October 4, 2016

Let the Data Lead

The Science of Suicide Prevention
by Nimesha Gerlus '17

Nimesha Gerlus is a senior concentrating in Cognitive Neuroscience. She is passionate about combining research and clinical care to develop better suicide prevention efforts.

"As volunteers, we hear from people of all ages who speak of broken relationships, financial problems, substance abuse, traumatic histories, homelessness, mental illness, and so much more."

After finishing up a call at the Samaritans of RI Suicide Hotline where I’ve been volunteering for the past three years, I always experience a range of emotion before the room is penetrated by the piercing ring of another call: frustration that I cannot do more to help, but mainly relief that the hotline exists as a resource for many people who feel like they have no other options to address their emotional pain besides death. As volunteers, we hear from people of all ages who speak of broken relationships, financial problems, substance abuse, traumatic histories, homelessness, mental illness, and so much more. At the end of the call, we hope our listening line has helped deescalate the feelings of the moment and has broken the stigma associated with suicide prevention and asking for help. 

In my experience, some of the most heartbreaking calls come from teens or from family concerned about a suicidal teen. In our Samaritan training program, we have learned that the suicide of a teen can have a contagious influence; due to the spontaneous ways teens react, a friend's suicide can be a risk factor for other friends and young siblings. That knowledge has often made me think about all the teens who do not call us or reach out to someone they trust. According to the National Center for Injury Prevention and Control, suicide remains the second leading cause of death for people between 10 and 34, and can sometimes be the result of impulsive actions or reactions.

Because impulsivity is a risk factor for teen suicidality, it is a focus of a Brown lab project I am involved with, which researches psychiatric treatment outcome in adolescents. 

Sometimes when I’m observing a teenage participant completing a neurocognitive task on the computer, I am amazed by how high-level decision-making processes in the brain can be brought to light by these simple game-like programs. For example, a teen with impulsive behavioral traits might show these characteristics by responding more quickly to task prompts, or making more mistakes in the task.

This summer, I wanted to explore whether a teen’s impulsive response patterns collected right after an initial psychiatric hospitalization could predict the likelihood of a suicide attempt between the hospital discharge and a follow-up assessment six months later. Understanding the role of baseline impulsivity in future suicidal behavior would help clinicians target higher-risk adolescents with more intensive treatment, and hopefully help prevent impulsive attempts.

Translating nuanced human behavior into quantitative data has proved to be an arduous experience. I’ve entered, checked, re-checked, and analyzed impulsivity-related data from 168 teens until the numbers have blurred together. So far, I have experienced waves of anticipatory eagerness when the data is finally ready to be analyzed and waves of disappointment when my initial hypothesis doesn’t turn out the way I expect. But every time, meetings with my mentors have shown me the importance of thinking in new ways and examining results from every angle; I’ve learned that the absence of a result can be just as important as obtaining a result in a population at a high risk for suicide.
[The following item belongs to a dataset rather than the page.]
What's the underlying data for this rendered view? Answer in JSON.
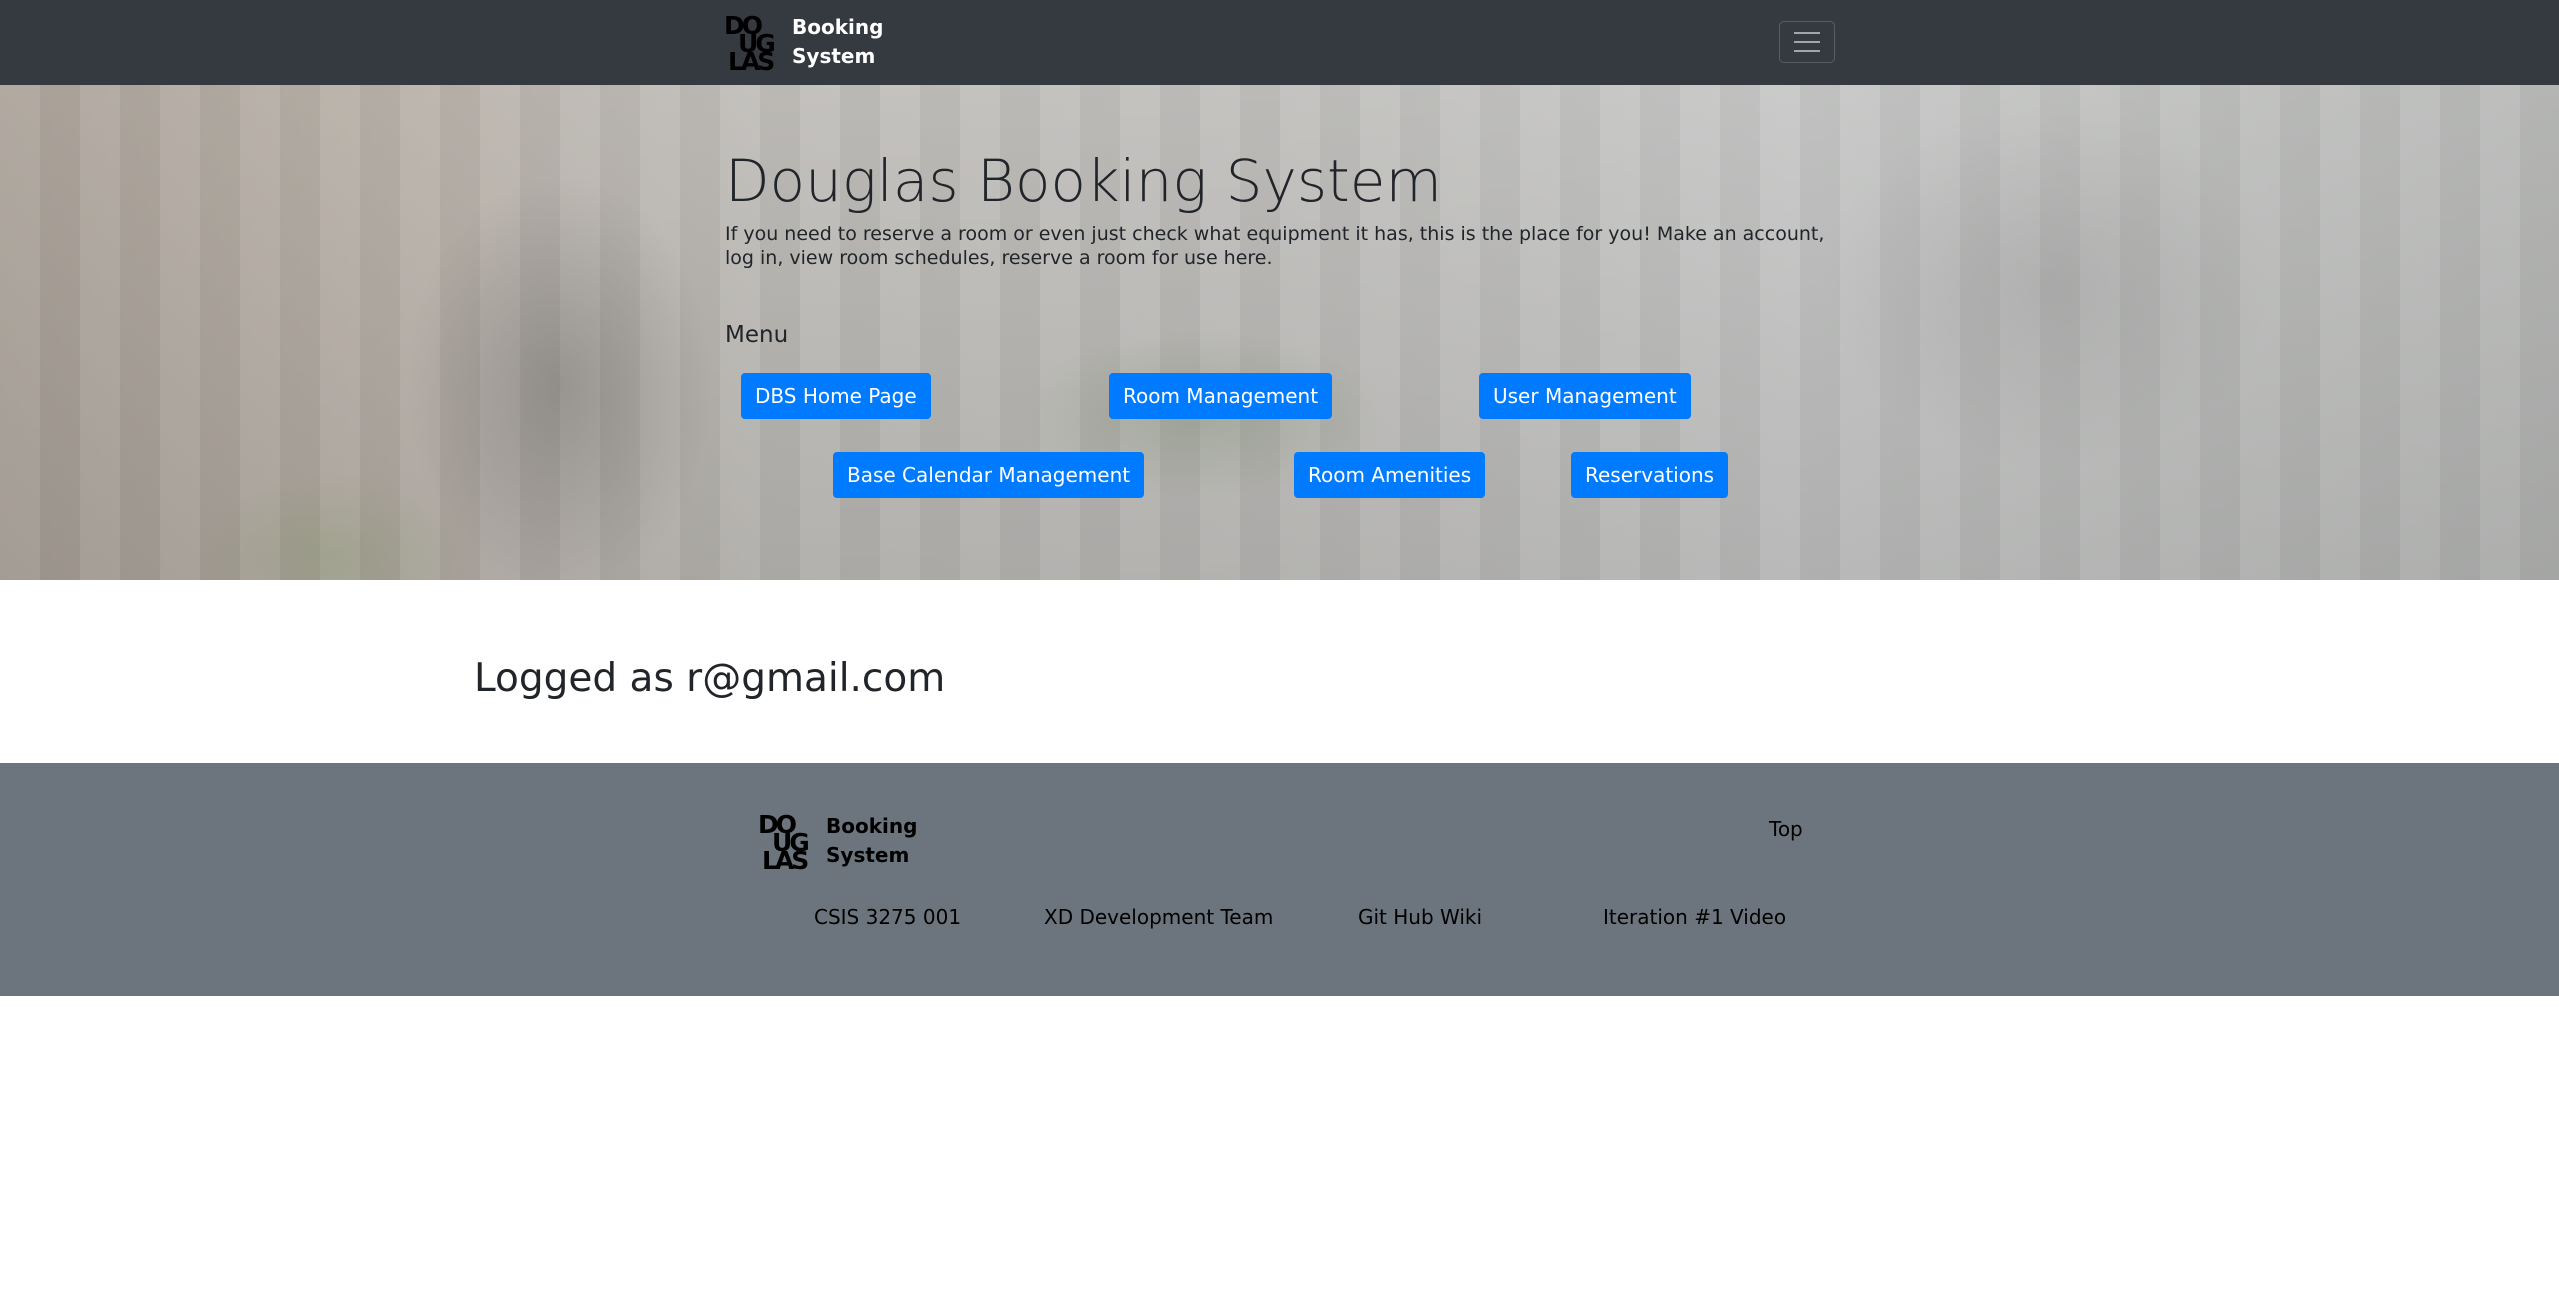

Herein lies the beauty of clinical research: all patterns and trends related to teen suicide are informative to prevention efforts.

However, one of the biggest roadblocks I’ve encountered thus far is the relatively low number of attempts reported at follow-up assessments, which makes it more difficult to fully parse strong predictive factors. At first, I found myself frustrated because I thought I didn’t have enough attempts for meaningful results. The reality, however, is that a suicide attempt rate lower than what I initially expected is a meaningful result. Herein lies the pitfalls of clinical research: it’s so important not to lose sight of the larger purpose of doing research in the first place, which is to improve the quality of life for real people, especially the people I talk to and befriend on the hotline so often.

I gained a valuable lesson from overlooking the connection between the hotline callers and teen participants who inspired me to do this work in the first place and the suicide attempts I study every day in a spreadsheet.

The true meaning in clinical research is the way the data tells a story of human life just the way it is; this summer, I learned how to stop trying to make my own meaning and how to simply follow where the data leads on its own.